MORGAN
We were speaking of the man whose career was written in terms of huge corporations and incomparable art collections.
"What a life it was!" said Cooper. "From his office-desk he controlled the destinies of one hundred million people. His leisure hours were spent amidst the garnered beauty of five thousand years. Isn't it almost an intolerable thought that the same man should have been master of the Stock Exchange and owner of that marvellous museum in white marble on Thirty-sixth Street?"
"Cooper," I said, "you sound like the I. W. W."
"I am that," he retorted. "I express the Inexhaustible Wonder of the World in the face of this thing we call America. A nation devoted to the principle that all men are born equal has produced the perfect type of financial absolutism. A people given up to material aims has cornered the art treasures of the ages. Need I say more?"
"You needn't," I said. "You have already touched the high-water mark in lyricism."
But Harding waved me aside.
"I have also been thinking of that marble palace on Thirty-sixth Street," he said. "I can't help picturing the scene there on that critical night in the fall of 1907 when Wall Street was rocking to its foundations, and a haggard group of millionaires were seeking a way to stave off ruin. I imagine the glorious Old Masters looking down from their frames on that unhappy assembly of New Masters—the masters of our wealth, our credit, our entire industrial civilisation. I imagine Lorenzo the Magnificent leaning out from the canvas and calling the attention of his neighbour, Grolier, to that white-faced company of great American collectors. The perspiring gentleman at the head of the table had one of the choicest collections of trust companies in existence. The man at his elbow was the owner of an unrivalled collection of copper mines and smelters. Facing him was an amateur who had gone in for insurance companies. Others there had collected railroads, or national banks, or holding companies. No wonder old Lorenzo was moved at the prospect of so many matchless accumulations, representing the devoted labour of years, going under the hammer. Around the walls the wonderful First Editions stood at attention and some one was saying, 'Naturally, on the security of your first mortgage bonds—'"
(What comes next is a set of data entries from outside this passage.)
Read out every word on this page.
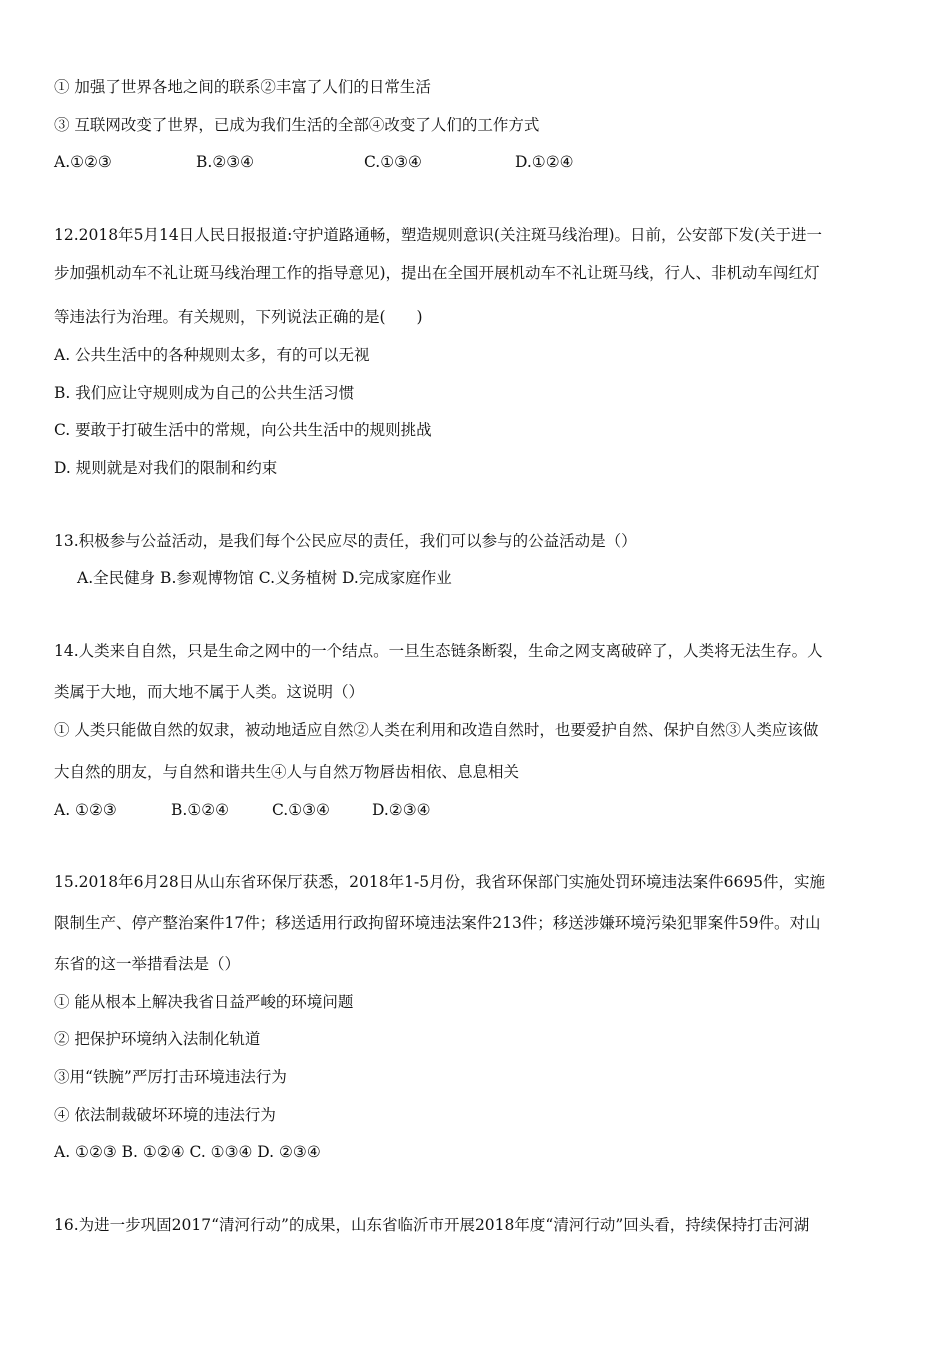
① 加强了世界各地之间的联系②丰富了人们的日常生活
③ 互联网改变了世界，已成为我们生活的全部④改变了人们的工作方式
A.①②③	B.②③④	C.①③④	D.①②④
12.2018年5月14日人民日报报道:守护道路通畅，塑造规则意识(关注斑马线治理)。日前，公安部下发(关于进一
步加强机动车不礼让斑马线治理工作的指导意见)，提出在全国开展机动车不礼让斑马线，行人、非机动车闯红灯
等违法行为治理。有关规则，下列说法正确的是(　　)
A. 公共生活中的各种规则太多，有的可以无视
B. 我们应让守规则成为自己的公共生活习惯
C. 要敢于打破生活中的常规，向公共生活中的规则挑战
D. 规则就是对我们的限制和约束
13.积极参与公益活动，是我们每个公民应尽的责任，我们可以参与的公益活动是（）
A.全民健身 B.参观博物馆 C.义务植树 D.完成家庭作业
14.人类来自自然，只是生命之网中的一个结点。一旦生态链条断裂，生命之网支离破碎了，人类将无法生存。人
类属于大地，而大地不属于人类。这说明（）
① 人类只能做自然的奴隶，被动地适应自然②人类在利用和改造自然时，也要爱护自然、保护自然③人类应该做
大自然的朋友，与自然和谐共生④人与自然万物唇齿相依、息息相关
A. ①②③	B.①②④	C.①③④	D.②③④
15.2018年6月28日从山东省环保厅获悉，2018年1-5月份，我省环保部门实施处罚环境违法案件6695件，实施
限制生产、停产整治案件17件；移送适用行政拘留环境违法案件213件；移送涉嫌环境污染犯罪案件59件。对山
东省的这一举措看法是（）
① 能从根本上解决我省日益严峻的环境问题
② 把保护环境纳入法制化轨道
③用“铁腕”严厉打击环境违法行为
④ 依法制裁破坏环境的违法行为
A. ①②③ B. ①②④ C. ①③④ D. ②③④
16.为进一步巩固2017“清河行动”的成果，山东省临沂市开展2018年度“清河行动”回头看，持续保持打击河湖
"Putting poetry aside," I said somewhat impatiently, "what I should like to know is whether this garnered beauty of five thousand years, as Cooper calls it, really has any meaning to its owners. I understand that most of our great collections are bought in wholesale lots, Shakespeare folios by the yard, Chinese porcelains by the roomful. Does a man really take joy in his art treasures in such circumstances?"
"Of course he does," said Cooper. "If we buy masterpieces in the bulk, that again is the American of it. I am certain that this man's extraordinary business success is to be explained by the mental stimulus he derived from his books and his pictures. His business competitors really had no chance. Their idea of recreation was yachts or cards or roof-gardens. But he found rest in the presence of the loveliest dreams of dead painters and poets. Can't you see how a man's imagination in such surroundings would naturally expand and embrace the world? No wonder he thought in billions of dollars. Why, I myself, if I could spend half an hour before a Raphael whose radiant beauty brings the tears to your eyes, could go out and float a $100,000,000 corporation."